In his second post on making interactive fiction mainstream, Jon Ingold, Creative Director at inkle, explains how the studio is supporting writers with their inklewriter tool.
In my first post I focused on making interactive fiction mainstream among readers, but if interactive stories are going to become common, then there’s a big access issue to overcome. Writing a story is as easy as picking up a pen, but writing interactively means being able to code, at least a little, and that’s before you start thinking about writing a good story, which is the tricky bit!
That’s why we created inklewriter, a free web-app for writing and sharing interactive stories. The app is designed to make writing branching narrative as easy (and as hard!) as writing ordinary prose, by removing the need for coding, and making it easy for writers to keep track of branches, loose ends and unresolved options. It’s being used for short-story competitions, staff training, and in schools as a way getting kids inspired about creative writing, and was recently recognised with a prestigious award from the American Association of School Librarians.

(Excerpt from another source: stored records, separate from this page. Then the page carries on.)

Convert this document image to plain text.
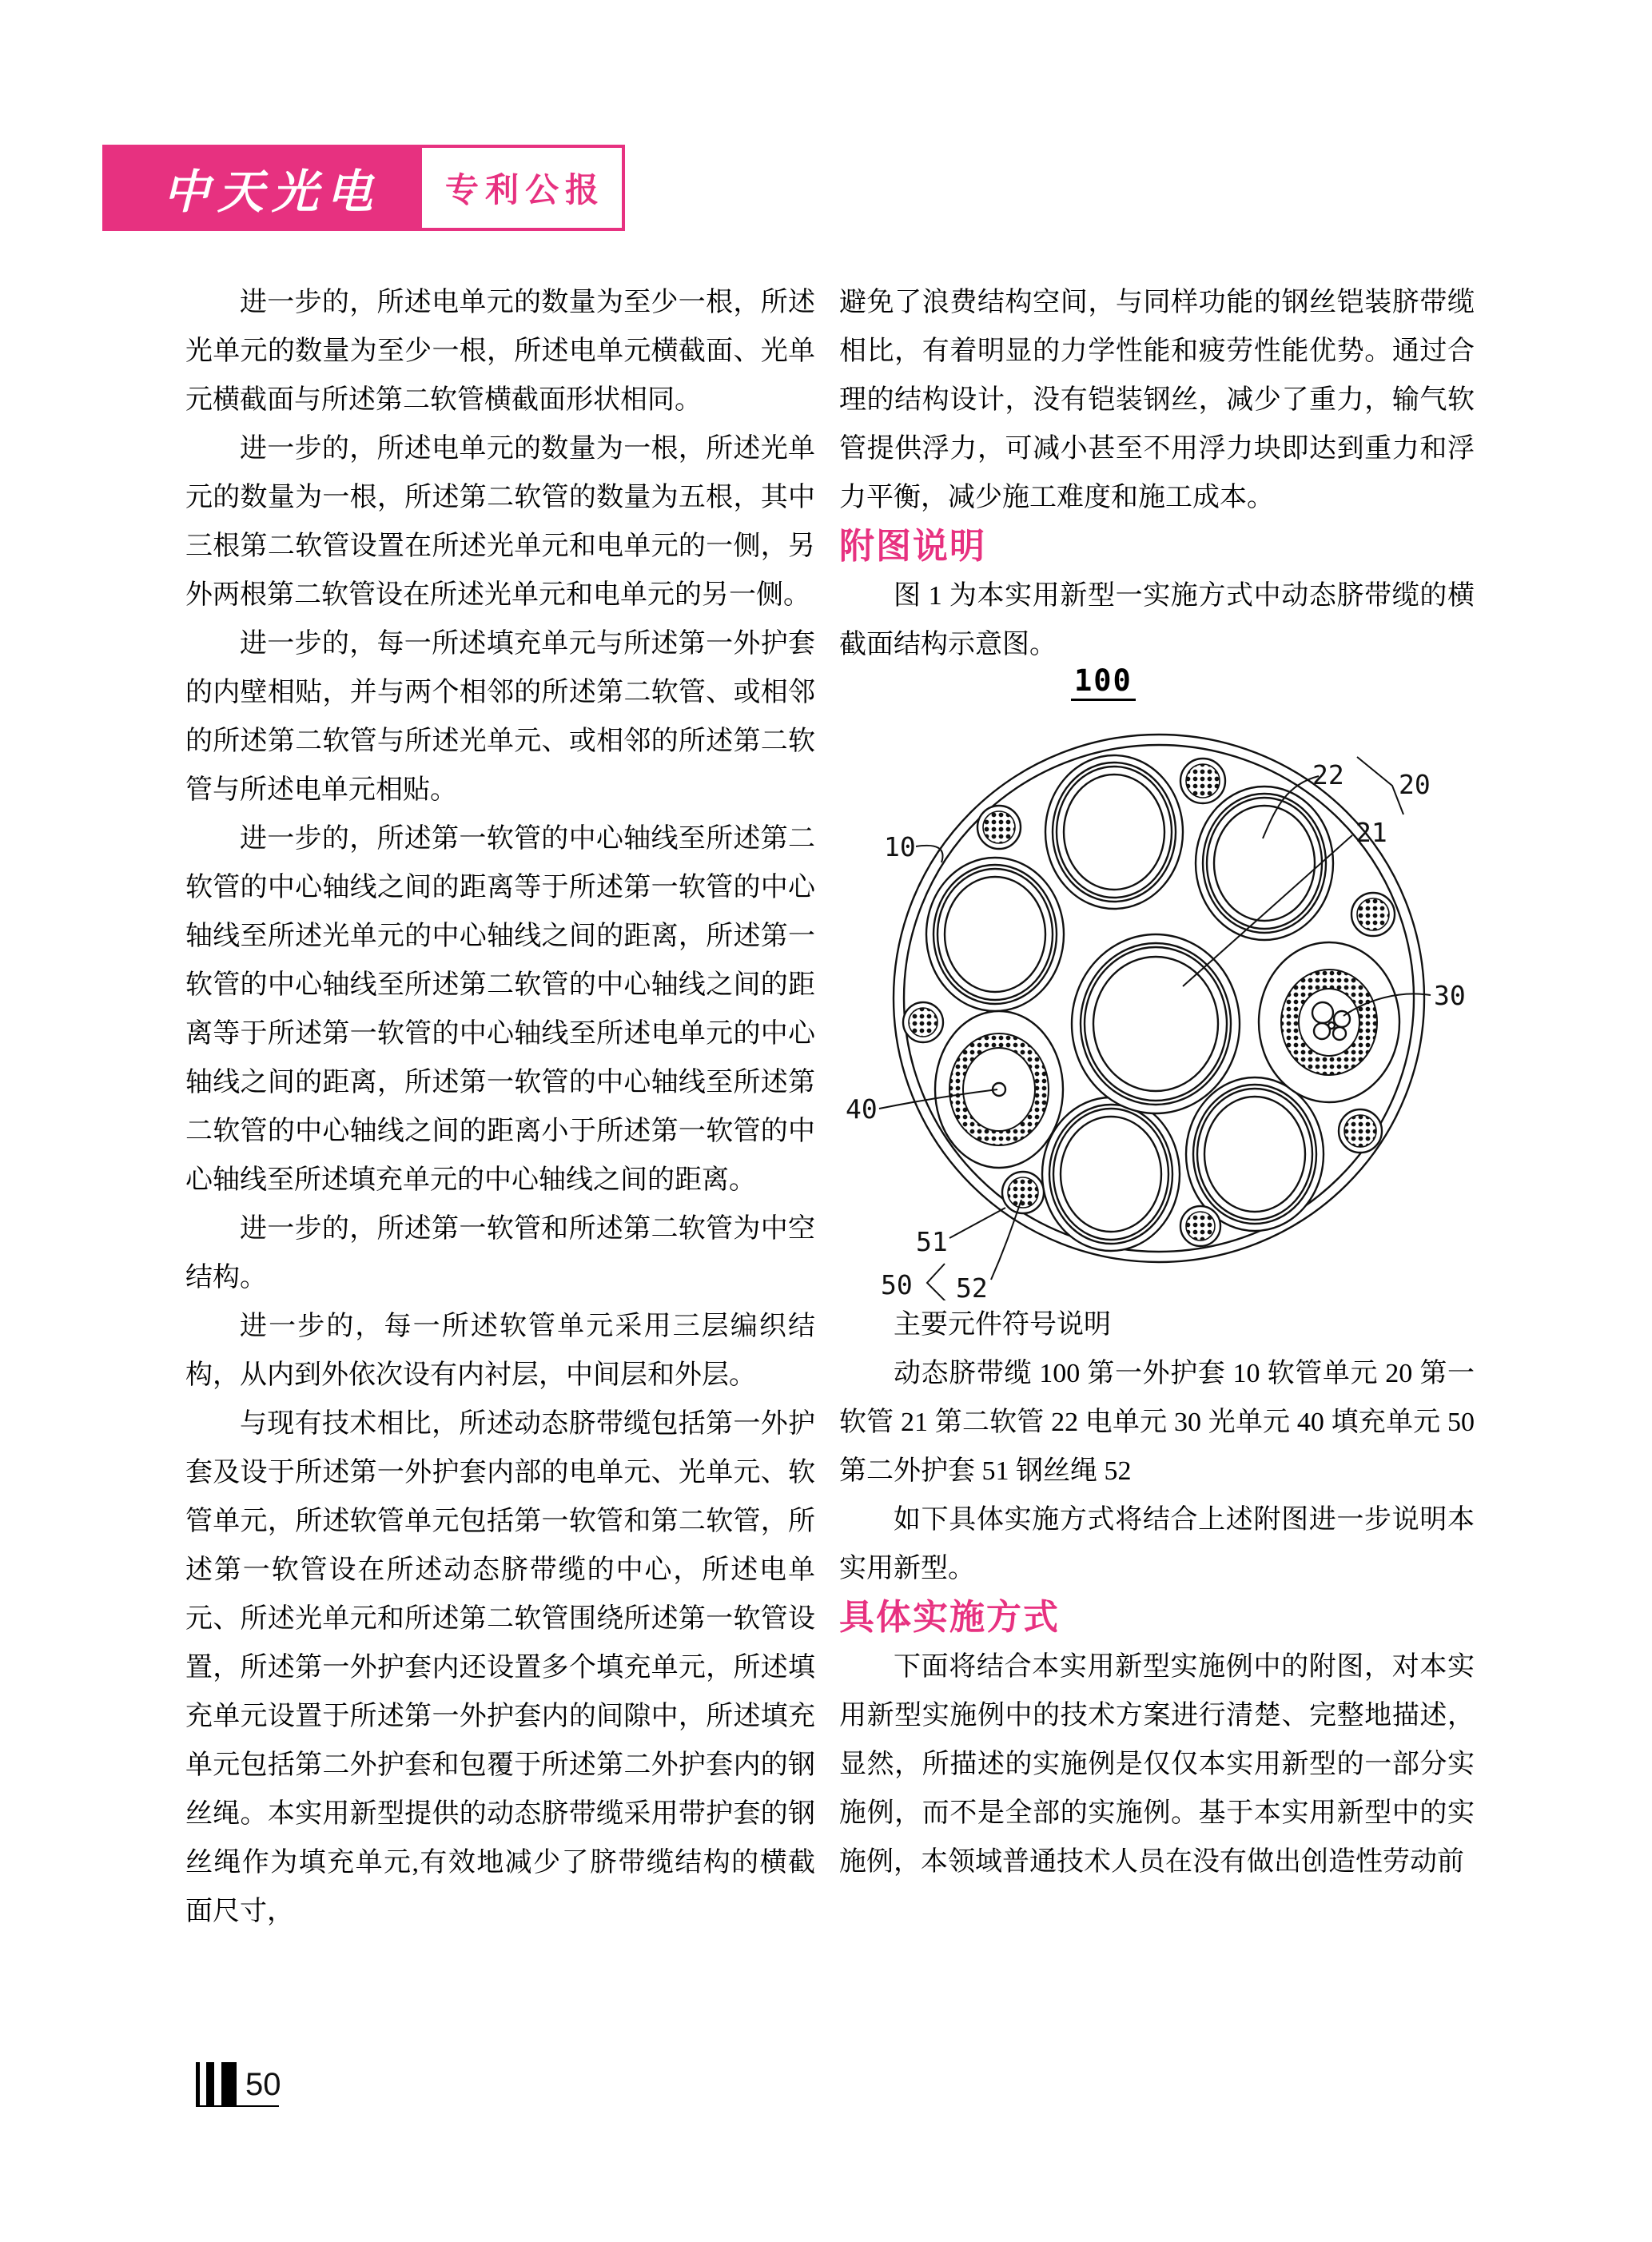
中天光电 专利公报

进一步的，所述电单元的数量为至少一根，所述光单元的数量为至少一根，所述电单元横截面、光单元横截面与所述第二软管横截面形状相同。

进一步的，所述电单元的数量为一根，所述光单元的数量为一根，所述第二软管的数量为五根，其中三根第二软管设置在所述光单元和电单元的一侧，另外两根第二软管设在所述光单元和电单元的另一侧。

进一步的，每一所述填充单元与所述第一外护套的内壁相贴，并与两个相邻的所述第二软管、或相邻的所述第二软管与所述光单元、或相邻的所述第二软管与所述电单元相贴。

进一步的，所述第一软管的中心轴线至所述第二软管的中心轴线之间的距离等于所述第一软管的中心轴线至所述光单元的中心轴线之间的距离，所述第一软管的中心轴线至所述第二软管的中心轴线之间的距离等于所述第一软管的中心轴线至所述电单元的中心轴线之间的距离，所述第一软管的中心轴线至所述第二软管的中心轴线之间的距离小于所述第一软管的中心轴线至所述填充单元的中心轴线之间的距离。

进一步的，所述第一软管和所述第二软管为中空结构。

进一步的，每一所述软管单元采用三层编织结构，从内到外依次设有内衬层，中间层和外层。

与现有技术相比，所述动态脐带缆包括第一外护套及设于所述第一外护套内部的电单元、光单元、软管单元，所述软管单元包括第一软管和第二软管，所述第一软管设在所述动态脐带缆的中心，所述电单元、所述光单元和所述第二软管围绕所述第一软管设置，所述第一外护套内还设置多个填充单元，所述填充单元设置于所述第一外护套内的间隙中，所述填充单元包括第二外护套和包覆于所述第二外护套内的钢丝绳。本实用新型提供的动态脐带缆采用带护套的钢丝绳作为填充单元,有效地减少了脐带缆结构的横截面尺寸，

避免了浪费结构空间，与同样功能的钢丝铠装脐带缆相比，有着明显的力学性能和疲劳性能优势。通过合理的结构设计，没有铠装钢丝，减少了重力，输气软管提供浮力，可减小甚至不用浮力块即达到重力和浮力平衡，减少施工难度和施工成本。

附图说明

图 1 为本实用新型一实施方式中动态脐带缆的横截面结构示意图。

100
10
22 20
21
30
40
51
50 52

主要元件符号说明

动态脐带缆 100 第一外护套 10 软管单元 20 第一软管 21 第二软管 22 电单元 30 光单元 40 填充单元 50 第二外护套 51 钢丝绳 52

如下具体实施方式将结合上述附图进一步说明本实用新型。

具体实施方式

下面将结合本实用新型实施例中的附图，对本实用新型实施例中的技术方案进行清楚、完整地描述，显然，所描述的实施例是仅仅本实用新型的一部分实施例，而不是全部的实施例。基于本实用新型中的实施例，本领域普通技术人员在没有做出创造性劳动前

50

inklewriter for Publishers
Our third major story project was created by New York Times bestselling author, Kelley Armstrong. Her publisher Dutton/ Penguin US asked her to create an entirely new and interactive story setting up the events of her new novel Omens, the first in her Cainsville series.

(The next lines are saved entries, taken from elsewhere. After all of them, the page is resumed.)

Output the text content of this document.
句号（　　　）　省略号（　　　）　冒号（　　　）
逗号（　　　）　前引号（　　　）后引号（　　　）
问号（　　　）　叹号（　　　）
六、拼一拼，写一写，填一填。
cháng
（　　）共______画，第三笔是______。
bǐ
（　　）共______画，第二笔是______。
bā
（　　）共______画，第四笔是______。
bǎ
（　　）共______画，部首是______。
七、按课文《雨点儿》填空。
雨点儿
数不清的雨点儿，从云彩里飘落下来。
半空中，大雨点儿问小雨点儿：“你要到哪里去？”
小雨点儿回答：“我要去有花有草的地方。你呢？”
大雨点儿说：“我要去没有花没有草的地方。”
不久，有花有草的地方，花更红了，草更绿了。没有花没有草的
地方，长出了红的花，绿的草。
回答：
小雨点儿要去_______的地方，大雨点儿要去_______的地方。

Using inklewriter – and with no help from us! – Kelley wrote a novella-length tale that we then turned into an interactive graphic novel app, released for iPad and iPhone as Kelley Armstrong’s Cainsville Files.

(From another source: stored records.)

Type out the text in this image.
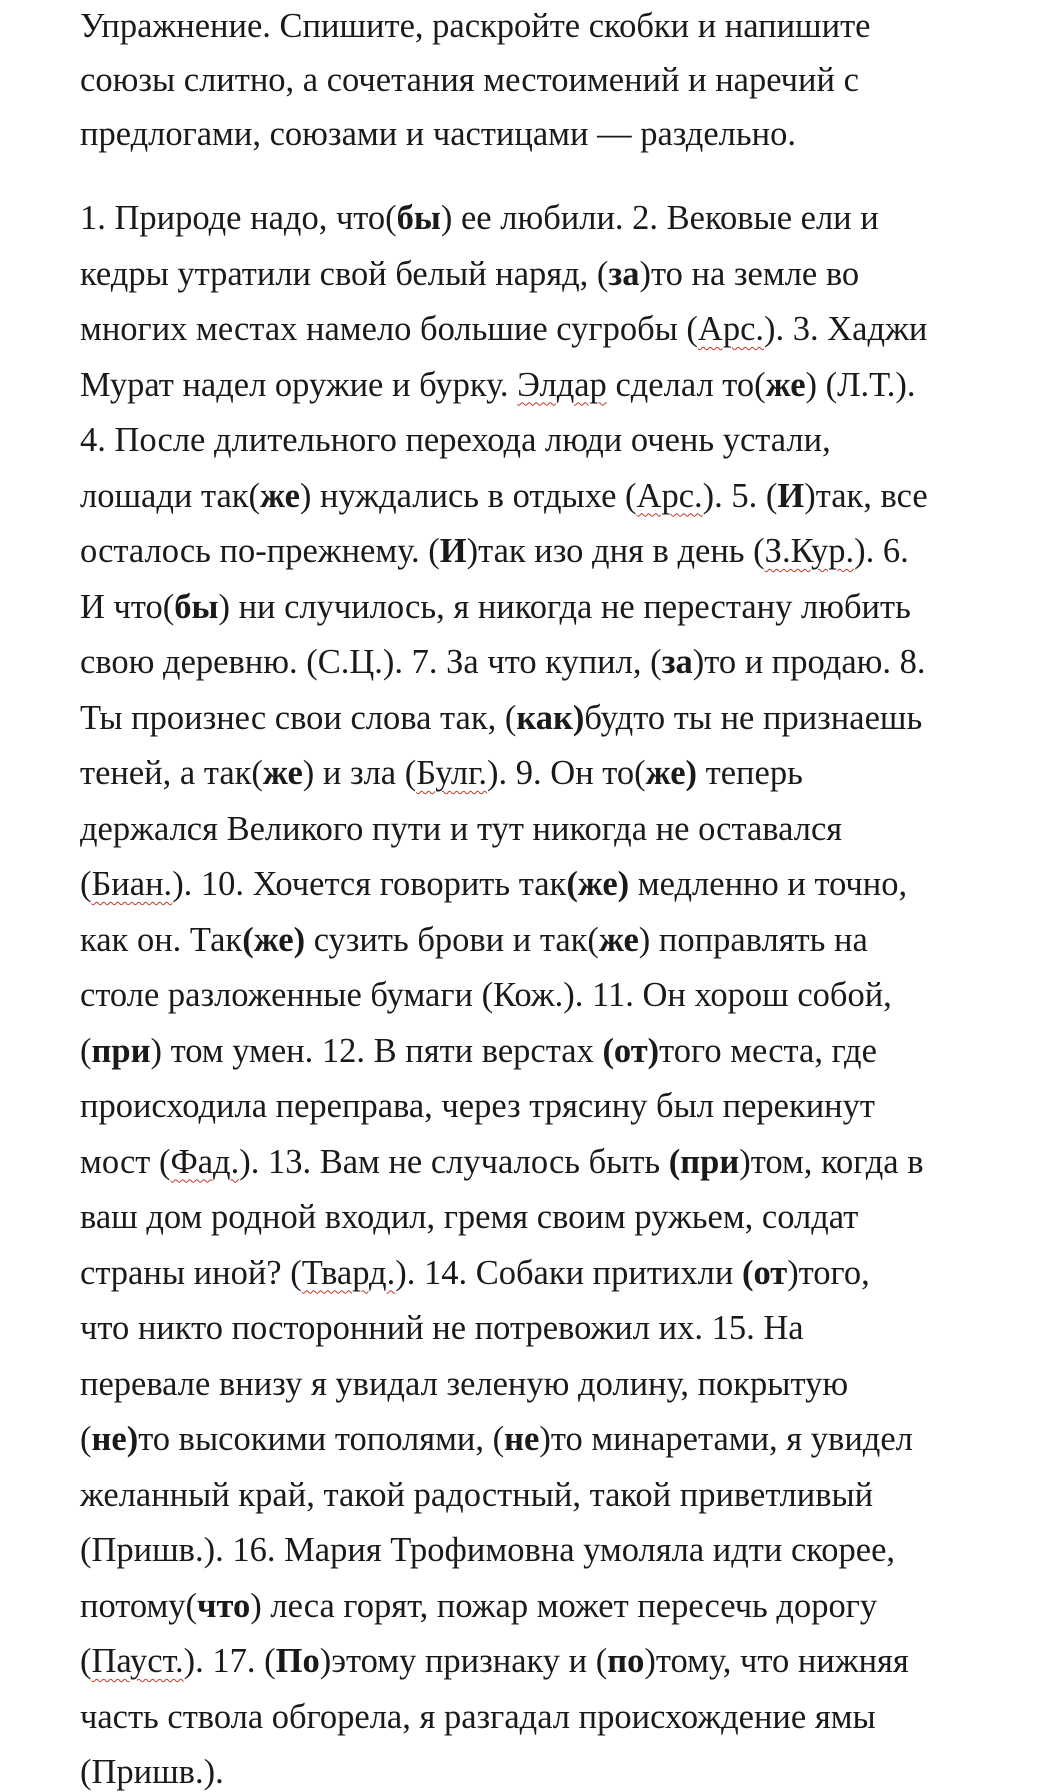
Упражнение. Спишите, раскройте скобки и напишите
союзы слитно, а сочетания местоимений и наречий с
предлогами, союзами и частицами — раздельно.
1. Природе надо, что(бы) ее любили. 2. Вековые ели и
кедры утратили свой белый наряд, (за)то на земле во
многих местах намело большие сугробы (Арс.). 3. Хаджи
Мурат надел оружие и бурку. Элдар сделал то(же) (Л.Т.).
4. После длительного перехода люди очень устали,
лошади так(же) нуждались в отдыхе (Арс.). 5. (И)так, все
осталось по-прежнему. (И)так изо дня в день (З.Кур.). 6.
И что(бы) ни случилось, я никогда не перестану любить
свою деревню. (С.Ц.). 7. За что купил, (за)то и продаю. 8.
Ты произнес свои слова так, (как)будто ты не признаешь
теней, а так(же) и зла (Булг.). 9. Он то(же) теперь
держался Великого пути и тут никогда не оставался
(Биан.). 10. Хочется говорить так(же) медленно и точно,
как он. Так(же) сузить брови и так(же) поправлять на
столе разложенные бумаги (Кож.). 11. Он хорош собой,
(при) том умен. 12. В пяти верстах (от)того места, где
происходила переправа, через трясину был перекинут
мост (Фад.). 13. Вам не случалось быть (при)том, когда в
ваш дом родной входил, гремя своим ружьем, солдат
страны иной? (Твард.). 14. Собаки притихли (от)того,
что никто посторонний не потревожил их. 15. На
перевале внизу я увидал зеленую долину, покрытую
(не)то высокими тополями, (не)то минаретами, я увидел
желанный край, такой радостный, такой приветливый
(Пришв.). 16. Мария Трофимовна умоляла идти скорее,
потому(что) леса горят, пожар может пересечь дорогу
(Пауст.). 17. (По)этому признаку и (по)тому, что нижняя
часть ствола обгорела, я разгадал происхождение ямы
(Пришв.).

We think this is the first time a New York Times #1 best-selling author has written interactive fiction; and it’s certainly the first time we’ve had a major author using our platform to create new content. We hope to see further collaborations in the future, and we’ll soon be opening up the inklewriter data format, to allow other developers to use the site to create apps of their own.
So what’s next?
In two years, we’ve seen a huge growth in interactive storytelling, with lots of projects released that mix writing and great text content, with gameplay, choice and consequence, and interactivity, to create experiences that are both compelling and dynamic. But there are several mainstream genres still untried – we’ve yet to see a great break-out interactive murder mystery or any quality science fiction.
New players are emerging daily – the most recent that I’ve seen is Everlove, an interactive romance novel that mixes historical steaminess, casual gameplay, self-test quizzes and a rip-roaring plot into an attractive, pacey package.
Mainstream interactive fiction is coming – and we think writers are going to be at the heart of it.
Jon Ingold is the Creative Director at inkle a company that creates and publishes written content in interactive form.